CXXX.                               RADALDUS

Sohn des Markgrafen und Grafen von Lecco, Konrad, und damit zugleich auch Mitglied der großen WIDONEN-Familie [1 Vgl. Skizze Konrad. - Die früheste Bezeugung Radalds scheint im Testament der Kaiserin Angilberga (877/März) vorzuliegen; Benassi, Parma I Seite 146, nr. 22. Dieses unterschrieb ein Radaldus (ohne Titel) neben anderen ausdrücklich als comites bezeichneten Zeugen.], war in den vier kurzen Herrschaftsjahren des jungen Kaisers LAMBERT, die dieser ohne die schützende Hand seines Vater WIDO und unter dauernder Bedrohung von König BERENGAR, Markgraf Adalbert von Tuszien, Graf Hildebrand von Lucca und anderen durchzustehen hatte, LAMBERTS getreuer und kraftvoller Helfer. Eine Urkunde vom 6. Dezember 895 zeigt ihn als illustrissimus comes atque summus consiliarius LAMBERTS [2 Schiaparelli, I dipl. di Guido e di lamberto Seite 76, nr. 3.]; wenn sie den Vicegrafen von Parma Ingelbert daneben auch als vasso scilicet Radaldi illustrissimi comitis bezeichnet, so steht fest, daß es LAMBERT zu dieser Zeit gelungen war, in Parma, dem Ausgangspunkt der Straßen in die Toskana, die Zügel fest in die Hand zu bekommen, die auf seiten BERENGARS stehenden Parmenser Grafen aus dem Hause der SUPPONIDEN [3 Vgl. Skizzen Adalgasius II., Wifred II., Boso III.] abzusetzen oder zu vertreiben und Parma der Oberaufsicht dieses Verwandten und verläßlichen Getreuen zu unterstellen [4 Im Jahre 1027 bestätigte KONRAD II. der Bischofskirche von Parma quandam terram in comitatu Parmensi iacentem, quae scilicet dicitur Corticella Radaldi (MG DD Konrad II. Seite 141, nr. 99 = Drei, Parma II Seite 88, nr. 41). Das genannte Landstück dürfte nach dem hier behandelten Grafen benannt worden sein; das aber könnte noch einmal die Stellung Radalds im Raum von Parma bestätigen. Zudem war noch Radalds Enkel, Graf Atto von Lecco, in Palasone (18 km nnw. Parma) begütert.].

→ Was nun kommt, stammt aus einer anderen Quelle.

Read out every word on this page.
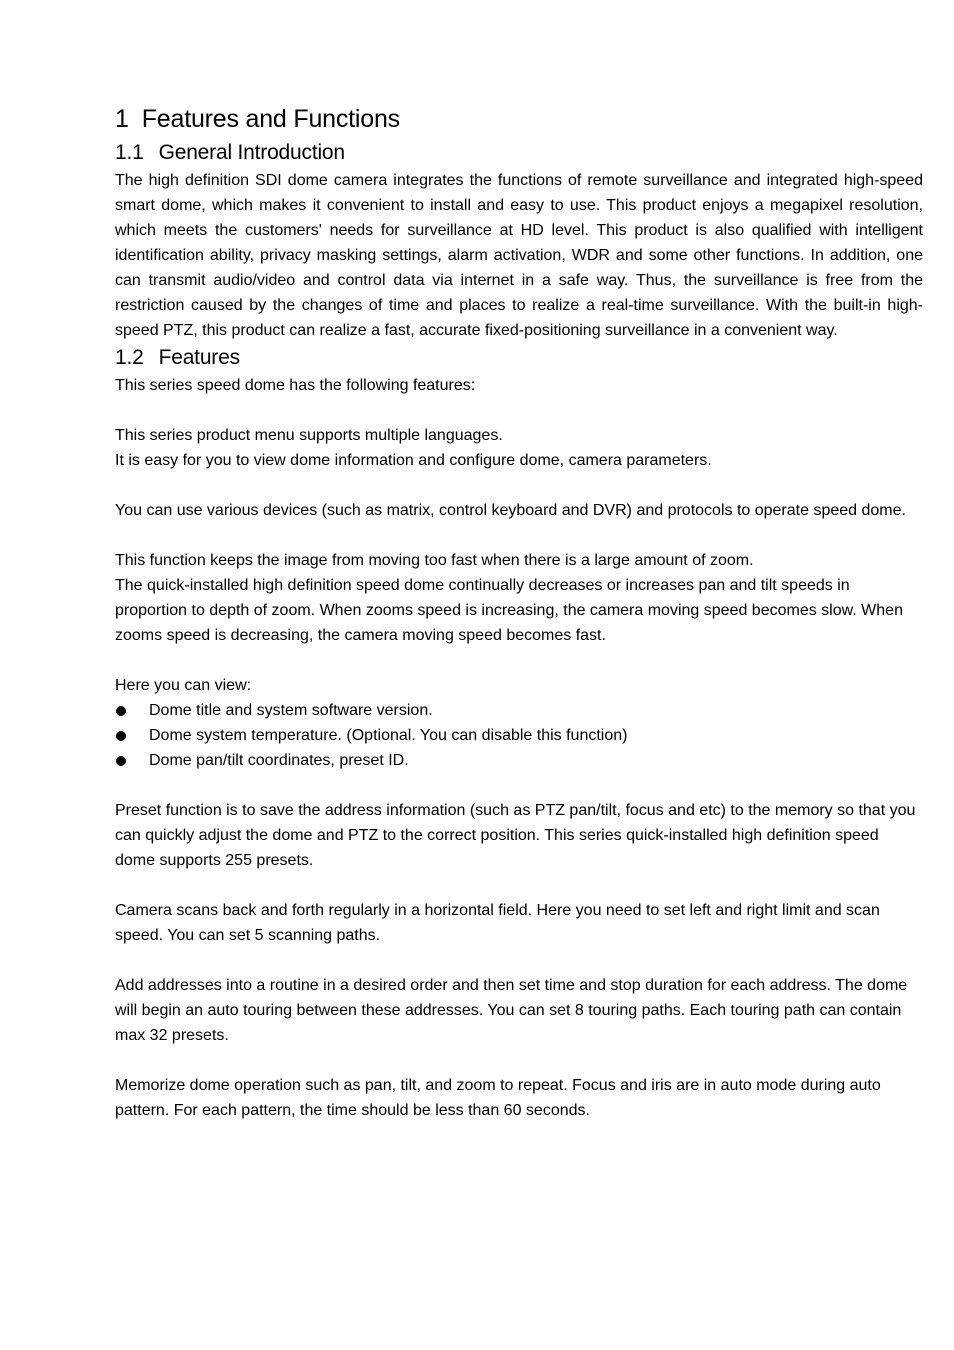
1 Features and Functions
1.1 General Introduction

The high definition SDI dome camera integrates the functions of remote surveillance and integrated high-speed smart dome, which makes it convenient to install and easy to use. This product enjoys a megapixel resolution, which meets the customers' needs for surveillance at HD level. This product is also qualified with intelligent identification ability, privacy masking settings, alarm activation, WDR and some other functions. In addition, one can transmit audio/video and control data via internet in a safe way. Thus, the surveillance is free from the restriction caused by the changes of time and places to realize a real-time surveillance. With the built-in high-speed PTZ, this product can realize a fast, accurate fixed-positioning surveillance in a convenient way.

1.2 Features

This series speed dome has the following features:

This series product menu supports multiple languages.

It is easy for you to view dome information and configure dome, camera parameters.

You can use various devices (such as matrix, control keyboard and DVR) and protocols to operate speed dome.

This function keeps the image from moving too fast when there is a large amount of zoom.

The quick-installed high definition speed dome continually decreases or increases pan and tilt speeds in proportion to depth of zoom. When zooms speed is increasing, the camera moving speed becomes slow. When zooms speed is decreasing, the camera moving speed becomes fast.

Here you can view:

Dome title and system software version.
Dome system temperature. (Optional. You can disable this function)
Dome pan/tilt coordinates, preset ID.

Preset function is to save the address information (such as PTZ pan/tilt, focus and etc) to the memory so that you can quickly adjust the dome and PTZ to the correct position. This series quick-installed high definition speed dome supports 255 presets.

Camera scans back and forth regularly in a horizontal field. Here you need to set left and right limit and scan speed. You can set 5 scanning paths.

Add addresses into a routine in a desired order and then set time and stop duration for each address. The dome will begin an auto touring between these addresses. You can set 8 touring paths. Each touring path can contain max 32 presets.

Memorize dome operation such as pan, tilt, and zoom to repeat. Focus and iris are in auto mode during auto pattern. For each pattern, the time should be less than 60 seconds.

Nach dem frühen Tode Kaiser LAMBERTS scheint aber Radald sich recht geschickt unter König BERENGAR verhalten zu haben. Einer großen Strafaktion, die ihn ein für allemal ausschaltete, unterlag er jedenfalls nicht, - vielleicht war zu solchen Maßnahmen die Stellung des Königtums damals auch viel zu schwach. So finden wir Radald im April 915 auf einem Placitum in Pavia, das unter persönlichem Vorsitz König BERENGARS abgehalten wurde, wieder [5 Schiaparelli, I dipl. di Berengario I Seite 256, nr. 98 (= Cipola, Cod. dipl. di Bobbio I Seite 284, nr. 85 und Manaresi, I placiti Seite 471, nr. 126.]. Illuster comes et marchio wird er dabei genannt. Radald gibt vor diesem Gericht an, daß er Besitzungen des Klosters Bobbio de parte regia in beneficio hat, bekennt aber gegenüber den Klagen des Abtes Theodelassius, daß die curtis Barbada nihil a porcionem illam pertinet quod beneficiario nomen est ad abendum und daß er diesen Hof folglich ohne Recht dem Nießbrauch der Klosterinsassen entzogen habe.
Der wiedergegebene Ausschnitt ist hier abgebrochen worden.